Note: This map only gives a rough idea of where Captain Freeson landed. What is really unusual is how this place should be spelt? My road map says MEALABOST but, as you can see, Google Maps say MELBOST.

Place names often change their spelling over many years, usually decades, but I think I am correct in saying that this is the only example I have come across with alternative spellings in the same time span.



MEALABOST: Temporary landing site    (aka MELBOST)

Location: On the golf course in/near Mealabost, roughly 2 to 3nm SE of Stornoway town, on the Isle of Lewis in the Outer Hebrides. About a mile or so east of the present STORNOWAY airport.

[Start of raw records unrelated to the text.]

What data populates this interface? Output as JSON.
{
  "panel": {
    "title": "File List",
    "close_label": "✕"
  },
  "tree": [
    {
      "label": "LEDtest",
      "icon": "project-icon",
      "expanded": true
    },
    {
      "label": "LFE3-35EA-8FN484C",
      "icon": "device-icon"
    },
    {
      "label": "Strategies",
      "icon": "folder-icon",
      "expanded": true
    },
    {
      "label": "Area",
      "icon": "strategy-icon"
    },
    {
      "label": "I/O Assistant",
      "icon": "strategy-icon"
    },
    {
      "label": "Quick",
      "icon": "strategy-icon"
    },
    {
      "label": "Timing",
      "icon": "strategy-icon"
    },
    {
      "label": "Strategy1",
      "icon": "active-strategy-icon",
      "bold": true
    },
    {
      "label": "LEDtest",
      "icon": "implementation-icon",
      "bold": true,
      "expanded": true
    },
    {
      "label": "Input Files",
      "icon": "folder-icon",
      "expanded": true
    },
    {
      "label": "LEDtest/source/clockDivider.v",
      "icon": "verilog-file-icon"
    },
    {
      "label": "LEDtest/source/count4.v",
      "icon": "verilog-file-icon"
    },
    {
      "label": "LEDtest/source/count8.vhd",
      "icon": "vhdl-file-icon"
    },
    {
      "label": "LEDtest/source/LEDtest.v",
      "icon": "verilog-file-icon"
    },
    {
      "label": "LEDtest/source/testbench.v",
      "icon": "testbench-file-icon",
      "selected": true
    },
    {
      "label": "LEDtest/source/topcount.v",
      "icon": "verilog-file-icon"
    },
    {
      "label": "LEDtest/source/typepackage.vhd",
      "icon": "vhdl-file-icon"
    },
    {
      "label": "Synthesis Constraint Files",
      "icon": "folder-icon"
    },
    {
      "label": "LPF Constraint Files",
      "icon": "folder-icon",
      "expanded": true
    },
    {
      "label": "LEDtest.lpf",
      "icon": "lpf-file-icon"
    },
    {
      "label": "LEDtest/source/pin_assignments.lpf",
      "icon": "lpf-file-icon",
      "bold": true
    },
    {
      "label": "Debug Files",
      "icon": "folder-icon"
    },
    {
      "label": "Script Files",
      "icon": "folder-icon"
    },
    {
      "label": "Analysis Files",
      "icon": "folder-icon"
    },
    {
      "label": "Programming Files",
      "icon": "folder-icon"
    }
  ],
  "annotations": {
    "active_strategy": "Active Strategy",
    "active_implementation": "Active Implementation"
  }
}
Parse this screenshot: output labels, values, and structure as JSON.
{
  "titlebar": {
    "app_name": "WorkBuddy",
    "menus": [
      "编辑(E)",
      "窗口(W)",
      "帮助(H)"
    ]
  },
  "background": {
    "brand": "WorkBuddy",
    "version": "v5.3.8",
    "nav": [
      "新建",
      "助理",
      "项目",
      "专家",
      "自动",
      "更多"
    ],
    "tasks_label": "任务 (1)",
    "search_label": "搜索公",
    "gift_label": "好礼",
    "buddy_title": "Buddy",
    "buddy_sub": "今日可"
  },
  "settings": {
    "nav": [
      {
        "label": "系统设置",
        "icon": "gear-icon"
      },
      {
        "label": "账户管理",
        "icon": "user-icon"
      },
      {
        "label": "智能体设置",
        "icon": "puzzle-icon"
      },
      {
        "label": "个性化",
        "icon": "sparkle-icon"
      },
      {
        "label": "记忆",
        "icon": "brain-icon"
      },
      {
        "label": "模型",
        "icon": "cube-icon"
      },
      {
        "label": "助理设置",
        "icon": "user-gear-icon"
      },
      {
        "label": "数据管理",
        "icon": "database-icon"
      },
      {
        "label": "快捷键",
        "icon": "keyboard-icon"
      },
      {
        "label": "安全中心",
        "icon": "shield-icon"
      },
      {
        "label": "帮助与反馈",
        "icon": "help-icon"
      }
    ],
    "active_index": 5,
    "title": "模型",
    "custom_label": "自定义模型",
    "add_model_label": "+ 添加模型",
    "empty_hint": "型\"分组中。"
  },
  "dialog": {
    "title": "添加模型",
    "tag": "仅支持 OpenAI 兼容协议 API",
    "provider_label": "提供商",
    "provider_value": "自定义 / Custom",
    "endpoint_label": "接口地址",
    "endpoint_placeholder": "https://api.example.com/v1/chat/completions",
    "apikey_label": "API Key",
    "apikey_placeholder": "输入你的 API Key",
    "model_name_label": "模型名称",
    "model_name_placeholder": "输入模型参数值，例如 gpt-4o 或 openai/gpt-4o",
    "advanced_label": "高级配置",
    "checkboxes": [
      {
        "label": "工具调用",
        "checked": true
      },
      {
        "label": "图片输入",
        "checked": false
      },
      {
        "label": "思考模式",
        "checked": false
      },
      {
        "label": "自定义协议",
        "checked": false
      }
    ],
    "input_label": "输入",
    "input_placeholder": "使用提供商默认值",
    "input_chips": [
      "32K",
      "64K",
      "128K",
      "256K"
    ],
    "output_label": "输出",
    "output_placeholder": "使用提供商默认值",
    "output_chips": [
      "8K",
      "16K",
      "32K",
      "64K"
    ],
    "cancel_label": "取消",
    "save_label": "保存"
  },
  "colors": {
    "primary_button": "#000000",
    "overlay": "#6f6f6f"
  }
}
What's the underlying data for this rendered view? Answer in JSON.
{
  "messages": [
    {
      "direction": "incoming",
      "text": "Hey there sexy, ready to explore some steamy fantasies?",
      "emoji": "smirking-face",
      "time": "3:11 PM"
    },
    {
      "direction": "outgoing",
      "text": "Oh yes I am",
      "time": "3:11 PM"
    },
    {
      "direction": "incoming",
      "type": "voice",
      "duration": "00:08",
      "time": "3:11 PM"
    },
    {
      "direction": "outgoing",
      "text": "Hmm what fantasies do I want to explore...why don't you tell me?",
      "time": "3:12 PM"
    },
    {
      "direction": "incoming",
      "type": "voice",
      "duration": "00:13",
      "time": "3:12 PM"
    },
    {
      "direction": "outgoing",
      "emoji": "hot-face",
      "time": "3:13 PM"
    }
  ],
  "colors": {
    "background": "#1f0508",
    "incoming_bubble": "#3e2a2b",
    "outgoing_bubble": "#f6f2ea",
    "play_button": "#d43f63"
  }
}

Period of operation: 9th February 1937. Presumably at the same site (?) landings at Stornoway on the 30th June 1937 and 21st August 1943 (Taken from Capt Freeson’s log book)


NOTES: Iain Hutchinson tells of Captain Freeson piloting one of his Highland Airways aircraft, the Dragon G-ACIT to Stornaway, “…landing on the Melbost golf course.” He tells how Freeson tried very hard to persuade the authorities on the Isle of Lewis to establish an airfield/airport both for the convenience of passenger flights but also an air ambulance service. It appears they resisted this until the closing stages in WW2, when regular passenger flights commenced.

This was an unusual response to say the least? Elsewhere in less remote by still difficult to reach regions in Scotland, the arrival of an Air Ambulance service especially was greeted with much enthusiasm.